= 1946 Ashfield state by-election =

Election result for Ashfield, New South Wales, Australia

A by-election was held for the New South Wales Legislative Assembly electorate of Ashfield on 9 November 1946 because of the resignation of Athol Richardson to contest the federal seat of Parkes at the 1946 election.
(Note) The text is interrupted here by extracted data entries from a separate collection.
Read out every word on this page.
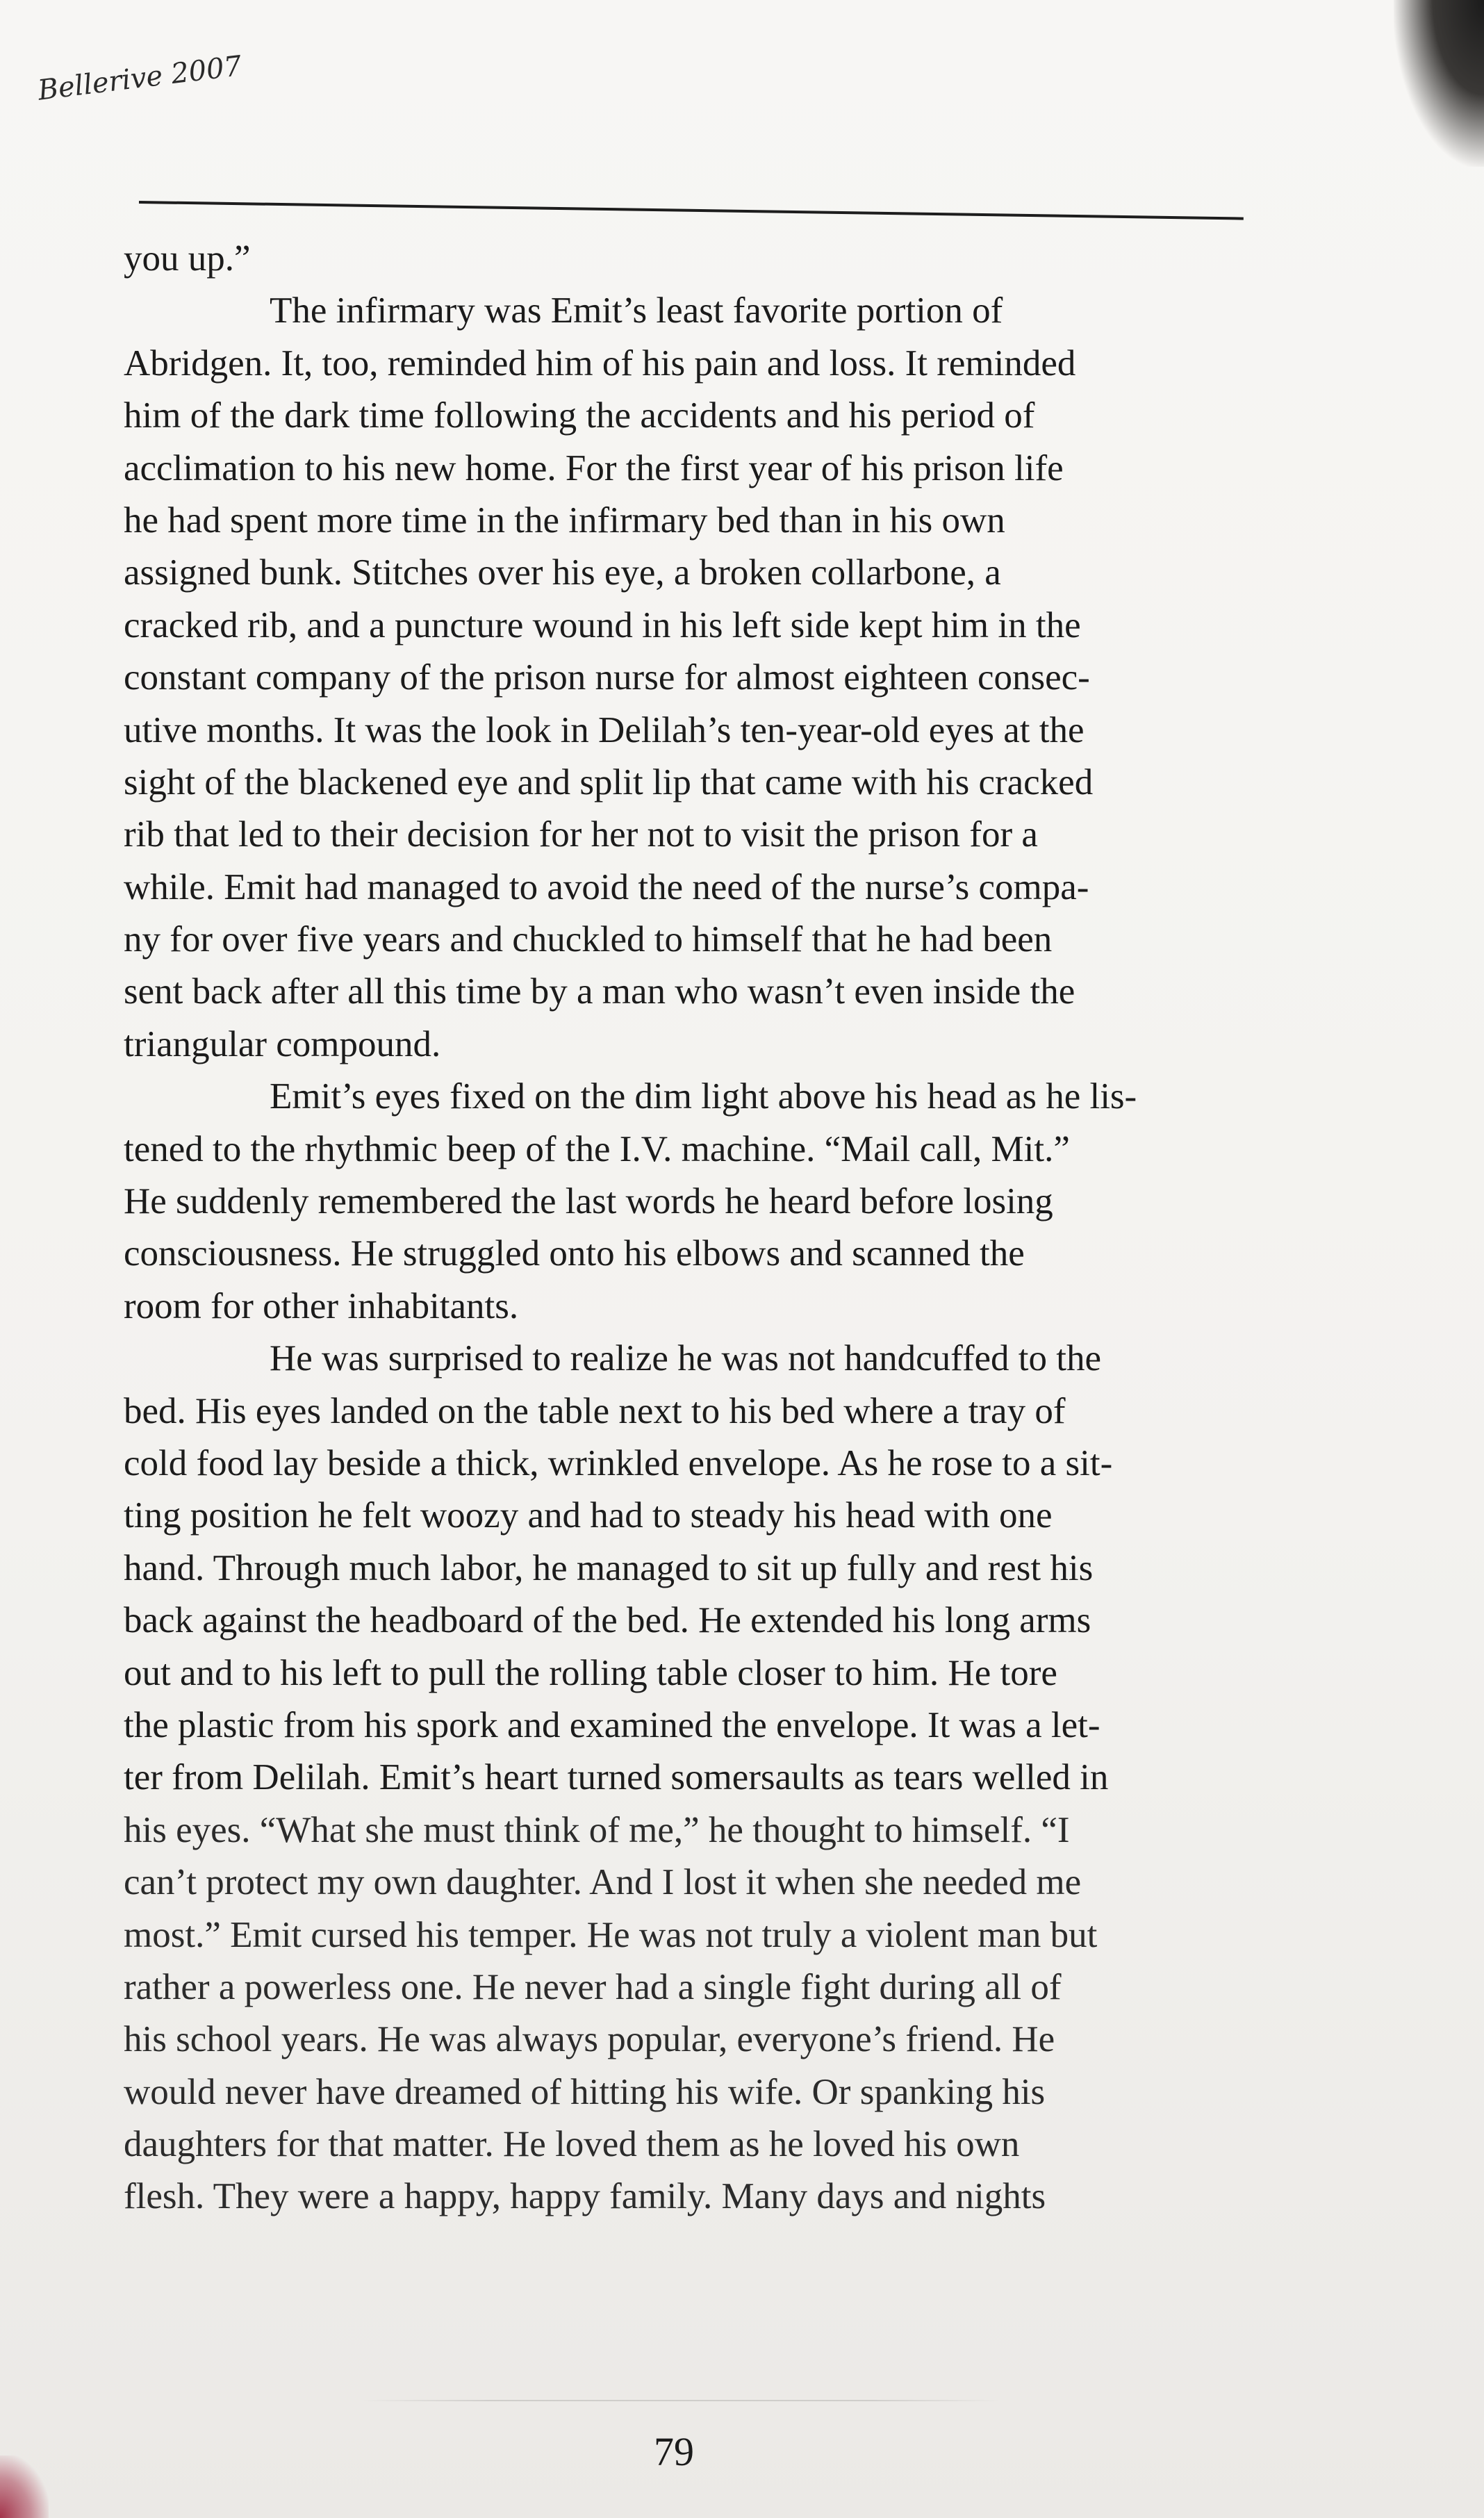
Bellerive 2007
you up.”
The infirmary was Emit’s least favorite portion of
Abridgen. It, too, reminded him of his pain and loss. It reminded
him of the dark time following the accidents and his period of
acclimation to his new home. For the first year of his prison life
he had spent more time in the infirmary bed than in his own
assigned bunk. Stitches over his eye, a broken collarbone, a
cracked rib, and a puncture wound in his left side kept him in the
constant company of the prison nurse for almost eighteen consec-
utive months. It was the look in Delilah’s ten-year-old eyes at the
sight of the blackened eye and split lip that came with his cracked
rib that led to their decision for her not to visit the prison for a
while. Emit had managed to avoid the need of the nurse’s compa-
ny for over five years and chuckled to himself that he had been
sent back after all this time by a man who wasn’t even inside the
triangular compound.
Emit’s eyes fixed on the dim light above his head as he lis-
tened to the rhythmic beep of the I.V. machine. “Mail call, Mit.”
He suddenly remembered the last words he heard before losing
consciousness. He struggled onto his elbows and scanned the
room for other inhabitants.
He was surprised to realize he was not handcuffed to the
bed. His eyes landed on the table next to his bed where a tray of
cold food lay beside a thick, wrinkled envelope. As he rose to a sit-
ting position he felt woozy and had to steady his head with one
hand. Through much labor, he managed to sit up fully and rest his
back against the headboard of the bed. He extended his long arms
out and to his left to pull the rolling table closer to him. He tore
the plastic from his spork and examined the envelope. It was a let-
ter from Delilah. Emit’s heart turned somersaults as tears welled in
his eyes. “What she must think of me,” he thought to himself. “I
can’t protect my own daughter. And I lost it when she needed me
most.” Emit cursed his temper. He was not truly a violent man but
rather a powerless one. He never had a single fight during all of
his school years. He was always popular, everyone’s friend. He
would never have dreamed of hitting his wife. Or spanking his
daughters for that matter. He loved them as he loved his own
flesh. They were a happy, happy family. Many days and nights
79
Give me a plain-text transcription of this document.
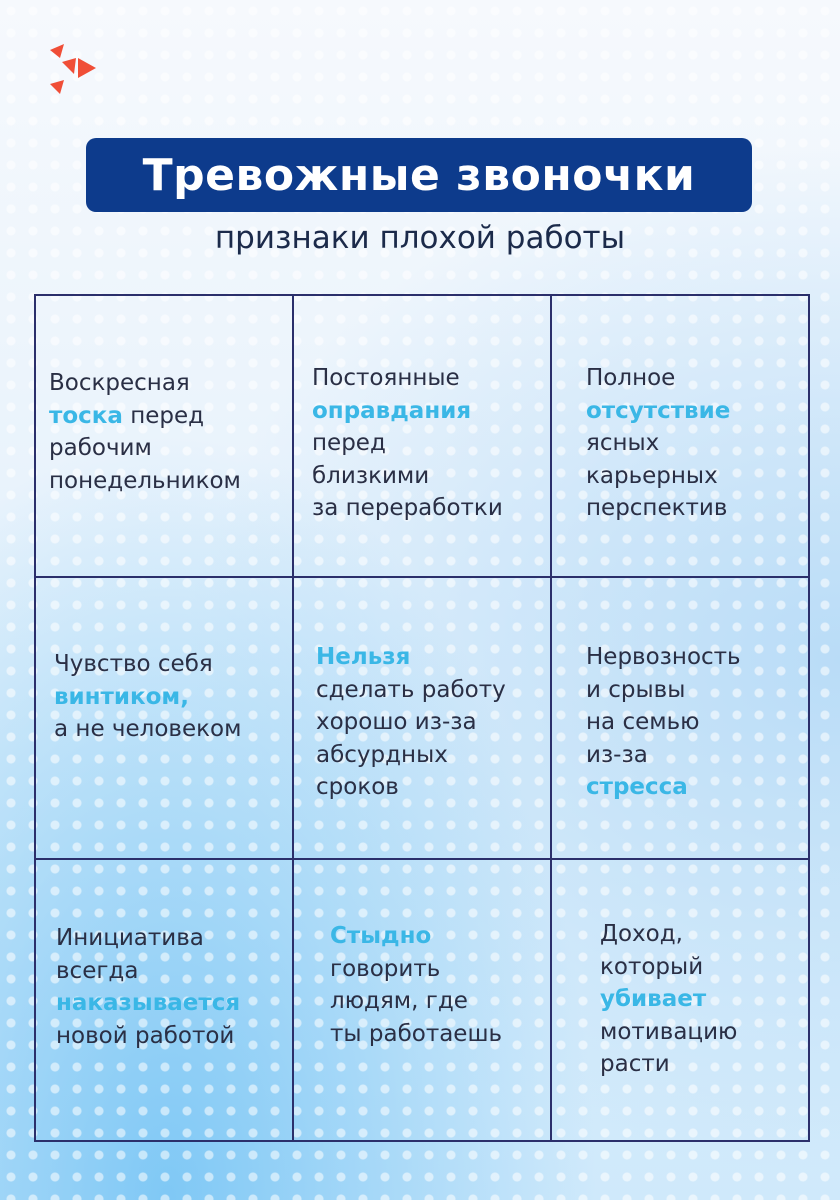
Тревожные звоночки
признаки плохой работы
Воскресная
тоска перед
рабочим
понедельником
Постоянные
оправдания
перед
близкими
за переработки
Полное
отсутствие
ясных
карьерных
перспектив
Чувство себя
винтиком,
а не человеком
Нельзя
сделать работу
хорошо из-за
абсурдных
сроков
Нервозность
и срывы
на семью
из-за
стресса
Инициатива
всегда
наказывается
новой работой
Стыдно
говорить
людям, где
ты работаешь
Доход,
который
убивает
мотивацию
расти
Richardson was narrowly defeated, and nominated as a candidate to regain the seat.

==Dates==

| Date | Event |
|---|---|
| 16 August 1946 | Athol Richardson resigned. |
| 28 September 1946 | Federal election. |
| 15 October 1946 | Writ of election issued by the Speaker of the Legislative Assembly. |
| 21 October 1946 | Nominations |
| 9 November 1946 | Polling day |
| 27 November 1946 | Return of writ |

==Result==

1946 Ashfield by-election Saturday 9 November
| Party |  | Candidate | Votes | % | ±% |
|---|---|---|---|---|---|
|  | Liberal | Athol Richardson (re-elected) | 12,036 | 56.5 | +3.1 |
|  | Labor | William Peters | 9,265 | 43.5 | −3.1 |
| Total formal votes |  |  | 21,301 | 98.9 | +2.1 |
| Informal votes |  |  | 231 | 1.1 | −2.1 |
| Turnout |  |  | 21,532 | 87.6 | −6.2 |
|  | Liberal hold |  | Swing | +3.1 |  |

Athol Richardson had resigned to contest the federal seat of Parkes at the 1946 election. When he was unsuccessful he then re-contested Ashfield.